Rafael Fonseca: Some musings on myeloma therapy after coming back from ASCO and EHA 2023.
Rafael Fonseca, the Chief Innovation Officer at Mayo Clinic, Arizona, recently tweeted:
“Some musings on myeloma therapy after coming back from ASCO and EHA 2023 (a bit old now). Most of the interesting data used T cell therapies (CARTs and bispecific). A thread with my candid impressions, and without much curation.
The critical importance of IVIG replacement
In many trials, most patients were not replaced (~30-40% were). We must do better and are now working on this with our nurses. SQ administration seems attractive.
Some centers routinely replace with IVIG when patients are being treated with bispecific antibodies, regardless of the baseline IgG serum concentration. Don’t omit cases of IgG MM with elevated IgG?
Some trials and centers are contemplating early tocilizumab. With teclistamab, the rate of Grade 2 was the same and thus questionable if beneficial. With cevostamab, it decreased CRS G2 by 50%. The jury is still out there.
It may be a “fluke” but there may be a signal of an association between toci and fungal infections, pretty much early on. Whether this represents the background of aggressive MM or a toci effect needs to be determined.
These therapies show a higher risk of opportunistic infections that we think are T cell deficiency related, including adenoviral infections (fatal hepatitis in one case). Those T cells get exhausted! https://practiceupdate.com/content/infections-after-bispecific-antibodies-in-patients-with-myeloma/154727/55/1/1
Some expressed concern regarding the long-term use of steroids with bispecific Abs. Most said they would be OK administering it with doses 1 and 2, but then stop.
The frequency of administration for bispecifics was discussed with a tendency to move to the same schedule as daratumumab – I like it! Maybe response-adjusted and as a good way to try to minimize toxicity. However, Nizar Bahlis also reminded us it may also be more effective.

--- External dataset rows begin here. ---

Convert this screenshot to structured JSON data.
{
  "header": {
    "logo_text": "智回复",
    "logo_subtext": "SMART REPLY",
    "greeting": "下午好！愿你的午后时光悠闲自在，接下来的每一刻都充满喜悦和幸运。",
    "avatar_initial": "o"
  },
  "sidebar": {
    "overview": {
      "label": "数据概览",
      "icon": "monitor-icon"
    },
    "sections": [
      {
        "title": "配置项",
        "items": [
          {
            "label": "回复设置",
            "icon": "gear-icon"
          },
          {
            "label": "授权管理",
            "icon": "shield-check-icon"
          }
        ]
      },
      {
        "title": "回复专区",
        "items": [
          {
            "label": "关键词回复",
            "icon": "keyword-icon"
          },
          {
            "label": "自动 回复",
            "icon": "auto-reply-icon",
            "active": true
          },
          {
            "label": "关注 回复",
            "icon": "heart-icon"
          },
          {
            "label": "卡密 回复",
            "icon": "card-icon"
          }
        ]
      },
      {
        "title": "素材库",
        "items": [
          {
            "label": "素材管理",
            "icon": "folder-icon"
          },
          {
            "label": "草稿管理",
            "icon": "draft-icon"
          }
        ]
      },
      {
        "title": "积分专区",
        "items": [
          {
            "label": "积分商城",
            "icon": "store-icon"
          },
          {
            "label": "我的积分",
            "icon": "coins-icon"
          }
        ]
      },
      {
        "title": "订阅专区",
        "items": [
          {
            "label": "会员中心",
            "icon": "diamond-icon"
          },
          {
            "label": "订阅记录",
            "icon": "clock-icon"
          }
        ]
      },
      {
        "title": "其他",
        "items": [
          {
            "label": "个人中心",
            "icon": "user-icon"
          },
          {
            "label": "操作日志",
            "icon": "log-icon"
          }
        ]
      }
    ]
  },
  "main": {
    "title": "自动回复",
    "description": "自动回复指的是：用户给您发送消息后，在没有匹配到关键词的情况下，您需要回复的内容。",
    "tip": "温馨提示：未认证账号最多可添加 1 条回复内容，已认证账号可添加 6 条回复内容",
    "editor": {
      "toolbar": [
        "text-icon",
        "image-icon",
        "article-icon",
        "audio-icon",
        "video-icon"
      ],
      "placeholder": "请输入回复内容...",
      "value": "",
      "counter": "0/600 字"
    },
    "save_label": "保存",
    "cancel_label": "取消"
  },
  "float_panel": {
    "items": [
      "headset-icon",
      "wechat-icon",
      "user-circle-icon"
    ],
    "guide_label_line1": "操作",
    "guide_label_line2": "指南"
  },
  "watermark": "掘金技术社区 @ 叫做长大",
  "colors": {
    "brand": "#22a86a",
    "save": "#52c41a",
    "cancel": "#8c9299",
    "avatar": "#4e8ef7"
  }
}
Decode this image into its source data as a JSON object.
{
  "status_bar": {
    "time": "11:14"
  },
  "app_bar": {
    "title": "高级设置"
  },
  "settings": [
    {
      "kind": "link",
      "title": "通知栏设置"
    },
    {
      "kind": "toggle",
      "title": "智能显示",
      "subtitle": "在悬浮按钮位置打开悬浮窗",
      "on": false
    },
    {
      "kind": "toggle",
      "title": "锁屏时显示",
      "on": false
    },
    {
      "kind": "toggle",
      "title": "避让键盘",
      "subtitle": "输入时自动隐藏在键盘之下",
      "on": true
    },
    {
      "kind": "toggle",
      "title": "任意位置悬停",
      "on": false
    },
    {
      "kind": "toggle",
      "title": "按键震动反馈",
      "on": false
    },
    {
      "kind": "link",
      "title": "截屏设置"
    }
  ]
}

The question of CMV monitoring remains. It seems many centers have moved away from routine measurement and will only test if symptoms arise. Often, one can see a low-level reactivation, and there is no therapy being provided yet for that.
Several trials are looking at combinations. There is some concern but also some very intriguing possibilities. Data combined with talquetamab (to control T-regs?) Not sold in the MOA but the empirical data (TRIMM-2) is quite interesting.
Combinations of two bispecific antibodies with different targets seem promising. Marivi Mateos presented such data at ASCO and EHA. It looks promising. Concomitant? Sequentially/alternating? I would love to be able to use bispecifics in MRD+ post SCT.
Other bispecific constructs are coming forward, such as an IgM (“multi-specific”) or smaller protein fragments that create a tighter bond.
CARTITUDE-4 was presented at both ASCO and EHA and the data is quite good – PFS of 3 years. Much better than SOC. HR 0.26!
Dr. Susan Bal presented intriguing data on their CART cell (BMS product) against GPRC5D. Good level of activity!
https://twitter.com/Rfonsi1/status/1667478147925786625?s=20
Other BA (Regeneron and Pfizer’s elranatamab) are looking very good and similar to teclistamab.
Right or wrong, two themes are arising:
I) ‘Use a CART before using a BA,’
II) when considering infections, the more likely to cause is teclistamab, followed by eclistamab, and last talquetamab.
An ide-cel trial addressing its use in suboptimal post-SCT looks very interesting. Deep and hopefully durable responses.
Gamma secretase inhibitors did not look good. Dr. Jeff Matous presented in combination with teclistamab, and toxicity was concerning. New schedules and doses are probably needed.”